One final game before the All Star break and the bye week. One more stretch of 60 minutes before being without Ducks hockey for 10 full days. One last push against a Blues team that sits far from where many expected them to be this season.
Thank God that’s over.
I’m not going to even bother with breaking down the game. What was probably the worst regular season attempt at hockey in the last several years doesn’t really deserve a detailed summary.
Instead, I’ll just give you a quick recap: Daniel Sprong goal on the first shot for the Ducks 6:44 into the game. Goals by Vladimir Tarasenko, Zach Sanford, Oskar Sundqvist, Tyler Bozak, and Sammy Blais for the Blues. 13 shots on goal total for Anaheim. 32 for St. Louis. 60% of the shot attempts in favor of the Blues. And 62% of the scoring chances. And 72% of the high-danger chances (26 allowed in total, what the ever-loving hell).
Gibson probably should have been pulled after the fourth goal. Instead, he was pulled after the fifth with Chad Johnson making just one save in relief.

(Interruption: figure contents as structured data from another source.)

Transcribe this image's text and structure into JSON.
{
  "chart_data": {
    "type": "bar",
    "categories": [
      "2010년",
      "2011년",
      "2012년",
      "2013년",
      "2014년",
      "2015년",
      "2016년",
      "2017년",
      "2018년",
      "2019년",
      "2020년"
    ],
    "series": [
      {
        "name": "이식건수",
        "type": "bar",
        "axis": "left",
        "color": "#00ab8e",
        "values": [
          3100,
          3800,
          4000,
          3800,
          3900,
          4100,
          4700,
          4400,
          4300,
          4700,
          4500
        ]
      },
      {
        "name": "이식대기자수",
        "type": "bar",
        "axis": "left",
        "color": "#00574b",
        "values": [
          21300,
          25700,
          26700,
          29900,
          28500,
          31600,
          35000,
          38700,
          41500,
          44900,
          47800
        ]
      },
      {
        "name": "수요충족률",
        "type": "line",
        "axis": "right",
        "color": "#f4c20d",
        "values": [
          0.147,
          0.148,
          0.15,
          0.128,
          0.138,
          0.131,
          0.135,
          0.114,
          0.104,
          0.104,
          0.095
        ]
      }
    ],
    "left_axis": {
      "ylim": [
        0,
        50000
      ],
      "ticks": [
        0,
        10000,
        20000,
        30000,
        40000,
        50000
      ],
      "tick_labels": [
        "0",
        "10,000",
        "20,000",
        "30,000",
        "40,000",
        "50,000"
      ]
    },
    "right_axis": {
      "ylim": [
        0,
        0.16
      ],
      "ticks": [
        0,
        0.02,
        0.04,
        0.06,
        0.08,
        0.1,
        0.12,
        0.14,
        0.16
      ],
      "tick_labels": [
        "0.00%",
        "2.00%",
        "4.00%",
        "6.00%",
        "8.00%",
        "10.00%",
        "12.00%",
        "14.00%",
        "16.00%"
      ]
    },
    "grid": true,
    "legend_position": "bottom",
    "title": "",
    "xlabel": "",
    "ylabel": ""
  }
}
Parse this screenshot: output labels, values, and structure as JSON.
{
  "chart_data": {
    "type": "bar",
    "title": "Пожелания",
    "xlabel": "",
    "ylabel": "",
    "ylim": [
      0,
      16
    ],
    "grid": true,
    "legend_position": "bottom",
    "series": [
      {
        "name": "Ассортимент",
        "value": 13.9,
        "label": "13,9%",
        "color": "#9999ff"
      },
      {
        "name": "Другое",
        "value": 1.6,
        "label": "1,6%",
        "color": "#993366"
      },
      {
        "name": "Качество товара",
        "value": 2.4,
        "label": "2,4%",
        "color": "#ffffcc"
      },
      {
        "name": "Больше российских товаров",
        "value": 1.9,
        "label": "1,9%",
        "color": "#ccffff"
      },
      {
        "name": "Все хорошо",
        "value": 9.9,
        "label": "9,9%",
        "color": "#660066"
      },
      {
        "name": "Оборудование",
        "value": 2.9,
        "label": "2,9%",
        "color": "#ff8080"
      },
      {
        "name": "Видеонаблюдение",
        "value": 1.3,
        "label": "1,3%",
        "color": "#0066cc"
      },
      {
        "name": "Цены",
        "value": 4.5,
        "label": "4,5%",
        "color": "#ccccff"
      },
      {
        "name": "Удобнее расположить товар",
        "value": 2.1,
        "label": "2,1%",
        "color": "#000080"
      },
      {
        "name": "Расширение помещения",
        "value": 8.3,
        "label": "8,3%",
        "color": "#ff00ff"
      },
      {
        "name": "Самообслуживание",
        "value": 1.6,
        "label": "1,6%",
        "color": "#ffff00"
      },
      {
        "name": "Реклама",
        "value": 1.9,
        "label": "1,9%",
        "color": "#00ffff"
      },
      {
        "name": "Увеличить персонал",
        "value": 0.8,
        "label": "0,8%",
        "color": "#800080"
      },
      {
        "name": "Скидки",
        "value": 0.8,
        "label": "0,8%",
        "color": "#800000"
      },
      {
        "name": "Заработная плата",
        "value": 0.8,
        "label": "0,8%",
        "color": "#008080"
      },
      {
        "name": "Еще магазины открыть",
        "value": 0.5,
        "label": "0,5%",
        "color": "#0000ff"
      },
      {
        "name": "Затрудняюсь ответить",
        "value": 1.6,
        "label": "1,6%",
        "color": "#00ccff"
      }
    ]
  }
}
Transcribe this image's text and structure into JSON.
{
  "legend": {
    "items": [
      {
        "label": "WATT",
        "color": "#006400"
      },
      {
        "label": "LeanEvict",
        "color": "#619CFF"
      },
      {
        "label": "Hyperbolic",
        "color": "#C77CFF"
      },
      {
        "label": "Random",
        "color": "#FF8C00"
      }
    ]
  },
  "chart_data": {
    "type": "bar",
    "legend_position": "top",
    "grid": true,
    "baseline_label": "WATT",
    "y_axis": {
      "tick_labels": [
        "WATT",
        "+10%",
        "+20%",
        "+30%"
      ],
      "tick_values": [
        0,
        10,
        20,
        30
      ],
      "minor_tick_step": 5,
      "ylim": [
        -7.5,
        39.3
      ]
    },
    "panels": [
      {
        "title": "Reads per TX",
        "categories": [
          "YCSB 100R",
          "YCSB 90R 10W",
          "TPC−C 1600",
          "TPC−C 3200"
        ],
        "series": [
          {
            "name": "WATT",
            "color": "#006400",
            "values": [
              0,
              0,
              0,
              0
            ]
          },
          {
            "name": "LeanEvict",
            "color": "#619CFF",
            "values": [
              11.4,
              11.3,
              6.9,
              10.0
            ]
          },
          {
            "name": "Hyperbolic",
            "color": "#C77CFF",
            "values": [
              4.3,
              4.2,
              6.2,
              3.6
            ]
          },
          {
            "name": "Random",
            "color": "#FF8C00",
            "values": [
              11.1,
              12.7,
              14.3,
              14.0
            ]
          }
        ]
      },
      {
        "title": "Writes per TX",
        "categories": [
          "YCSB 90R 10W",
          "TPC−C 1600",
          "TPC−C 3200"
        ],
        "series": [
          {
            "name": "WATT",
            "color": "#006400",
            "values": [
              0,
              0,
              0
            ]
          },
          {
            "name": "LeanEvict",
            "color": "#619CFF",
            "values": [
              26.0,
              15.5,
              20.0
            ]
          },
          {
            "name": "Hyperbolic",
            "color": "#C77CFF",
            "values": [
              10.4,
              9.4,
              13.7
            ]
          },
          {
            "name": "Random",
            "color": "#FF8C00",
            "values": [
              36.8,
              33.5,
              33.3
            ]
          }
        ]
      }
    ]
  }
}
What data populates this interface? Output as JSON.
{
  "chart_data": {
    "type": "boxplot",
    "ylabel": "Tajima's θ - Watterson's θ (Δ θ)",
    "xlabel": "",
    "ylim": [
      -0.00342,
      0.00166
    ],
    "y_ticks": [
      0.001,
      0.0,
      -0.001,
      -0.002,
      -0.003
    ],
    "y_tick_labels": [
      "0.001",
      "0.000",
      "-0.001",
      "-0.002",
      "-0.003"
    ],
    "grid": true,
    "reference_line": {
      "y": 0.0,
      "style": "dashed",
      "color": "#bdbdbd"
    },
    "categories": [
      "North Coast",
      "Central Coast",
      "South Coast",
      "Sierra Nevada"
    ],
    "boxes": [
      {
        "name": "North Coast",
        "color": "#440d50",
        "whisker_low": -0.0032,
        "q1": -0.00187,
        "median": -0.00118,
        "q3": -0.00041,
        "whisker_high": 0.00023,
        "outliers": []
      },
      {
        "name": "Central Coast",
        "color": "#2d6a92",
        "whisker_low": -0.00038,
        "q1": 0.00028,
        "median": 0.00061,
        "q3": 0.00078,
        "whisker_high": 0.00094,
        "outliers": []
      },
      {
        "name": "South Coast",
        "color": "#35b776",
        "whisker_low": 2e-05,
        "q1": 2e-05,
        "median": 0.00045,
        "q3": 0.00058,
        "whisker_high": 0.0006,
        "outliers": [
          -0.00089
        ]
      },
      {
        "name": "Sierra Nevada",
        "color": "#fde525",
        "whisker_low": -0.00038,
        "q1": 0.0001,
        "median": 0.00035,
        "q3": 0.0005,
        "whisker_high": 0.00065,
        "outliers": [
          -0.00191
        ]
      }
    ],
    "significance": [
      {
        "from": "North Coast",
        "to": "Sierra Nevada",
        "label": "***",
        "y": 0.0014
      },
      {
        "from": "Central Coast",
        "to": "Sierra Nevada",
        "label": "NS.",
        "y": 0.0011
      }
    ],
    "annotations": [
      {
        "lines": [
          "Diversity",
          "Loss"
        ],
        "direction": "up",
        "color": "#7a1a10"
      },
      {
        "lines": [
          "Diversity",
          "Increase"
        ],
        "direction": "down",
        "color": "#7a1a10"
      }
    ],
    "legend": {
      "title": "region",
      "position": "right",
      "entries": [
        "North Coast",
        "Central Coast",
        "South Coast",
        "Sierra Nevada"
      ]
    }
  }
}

This game resulted in one of the worst Gamescore cards I’ve ever seen:
Best and Worst
Best - Daniel Sprong
Sprong is one of the few Ducks who is pulling his weight offensively lately with six points in his last seven games, including a goal last night. He’s currently on pace for 30 goals over a full season since he joined Anaheim. The pure shooting talent seems to be coming around.
Worst - Looks around everywhere
Yeah, that sucked. It’s poetic that the Ducks would limp into the break like this. Last night wasn’t even just a bad hockey team. This was a team that had given up and looked like they actively were not trying to win the game. The Gamescore card above illustrates that pretty clearly.
This team doesn’t deserve John Gibson. Go show the rest of the world how good you are at the All Star Game, buddy.
Worst - No meaningful coaching or management changes are coming, probably
Given the context of this season, this kind of game would undoubtedly lead most teams to fire their head coach. Some would even fire their general manager after a performance like this. But we all know that’s probably not going to happen here. The old boys’ club will take a break and sip on their finely-aged whiskey while sitting in fine leather-bound chairs doing all the mental gymnastics required to convince themselves that they have no hand in how bad this team is and that those damn players just won’t step up and play better.